The Florida Polytechnic situation is also intriguing. It’s only been open for a few years, so it seems like that school deserves some more time to get its footing and try to become more efficient while tackling its specialized mission. However, if I’m the UF administration, I’m looking at that 170 acre campus, still largely undeveloped and a scant 120 miles south of Gainesville, and dreaming of incredible possibilities – mentally moving in.
The Florida legislature traditionally has a disproportionate number of Gators within its ranks, and the UF faithful are pushing hard for the university to become a top five public university – the Drive for Five. Could expanding the UF footprint with two more campuses help UF leapfrog its way into the top 5? Perhaps the eye is on the top prize?
Even if New College could get its entire student body to Tallahassee to protest, I’m not sure the 700 or so kids could slow this thing down…
We visited New College, and it was by far the hardest no from my daughter. She felt the students were trying too hard to be different, just for the sake of being different. And yes, too small! It’s a shame, because I think the school could and should be amazing - imagine a highly selective LAC that Florida students could actually afford!
When we went to visited, NC talked about how they were increasing enrollment - sounds like they didn’t meet that goal. I don’t know if merging with UF is the right option, but I’d love to see changes that would make this a real contender for high achieving FL students who would prefer a smaller college.
I get why the kids are upset. They attended New College expecting the small school experience. Getting pulled into a large school like FSU will be a dramatic difference. I doubt they will be able to stop it
As of a day or so ago, the house bill did not have a companion bill on the senate side. Can’t get to the governor without a senate bill. If nothing else, this is a huge warning shot for both schools.

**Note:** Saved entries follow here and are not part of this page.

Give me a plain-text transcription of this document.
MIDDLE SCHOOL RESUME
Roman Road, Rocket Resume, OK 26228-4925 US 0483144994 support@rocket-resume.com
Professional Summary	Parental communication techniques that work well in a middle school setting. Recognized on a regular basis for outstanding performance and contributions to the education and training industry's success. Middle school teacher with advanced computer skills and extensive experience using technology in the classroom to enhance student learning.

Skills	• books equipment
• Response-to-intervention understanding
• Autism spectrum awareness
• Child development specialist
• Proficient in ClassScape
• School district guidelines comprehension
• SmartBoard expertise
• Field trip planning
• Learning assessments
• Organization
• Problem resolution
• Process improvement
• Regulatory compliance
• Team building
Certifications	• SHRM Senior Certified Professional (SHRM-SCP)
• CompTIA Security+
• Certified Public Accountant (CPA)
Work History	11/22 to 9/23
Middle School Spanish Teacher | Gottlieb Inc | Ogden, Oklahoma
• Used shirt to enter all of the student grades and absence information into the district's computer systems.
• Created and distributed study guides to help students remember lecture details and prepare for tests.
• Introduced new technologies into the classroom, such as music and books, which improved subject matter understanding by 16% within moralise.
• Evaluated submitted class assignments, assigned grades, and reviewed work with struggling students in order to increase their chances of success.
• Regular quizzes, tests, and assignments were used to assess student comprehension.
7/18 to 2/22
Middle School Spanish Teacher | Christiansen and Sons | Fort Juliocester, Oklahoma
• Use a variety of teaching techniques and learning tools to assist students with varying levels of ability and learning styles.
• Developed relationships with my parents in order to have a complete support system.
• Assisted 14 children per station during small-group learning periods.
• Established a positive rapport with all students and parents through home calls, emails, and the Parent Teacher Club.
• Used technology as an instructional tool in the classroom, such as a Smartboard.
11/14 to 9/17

The Florida higher education system (check that - every executive branch department in Florida) is full of legislative pet projects built to satisfy the egos of various powerful leaders of the legislative bodies, political donors, and alumni bases. I’ve received a BS, Master’s, and JD at three different Florida universities and worked for two of them. There are creative, visionary, hardworking, fantastic staff and students at all of them, yet they are left to play the hand the legistlature (via the voters) gives them through their budgets, programmatic directive and tuition/fee structures.
I don’t think either New College or Poly try very hard. I had two Florida high school students, one for each of these schools, and neither school contacted or tried to get either daughter. My engineer ended up at a private Florida school and my arty kid ended up in Wyoming. No post cards, no invitations to visit, no swag.
I don’t think either kid would have ended up at these schools, but there was no marketing aimed at them at all.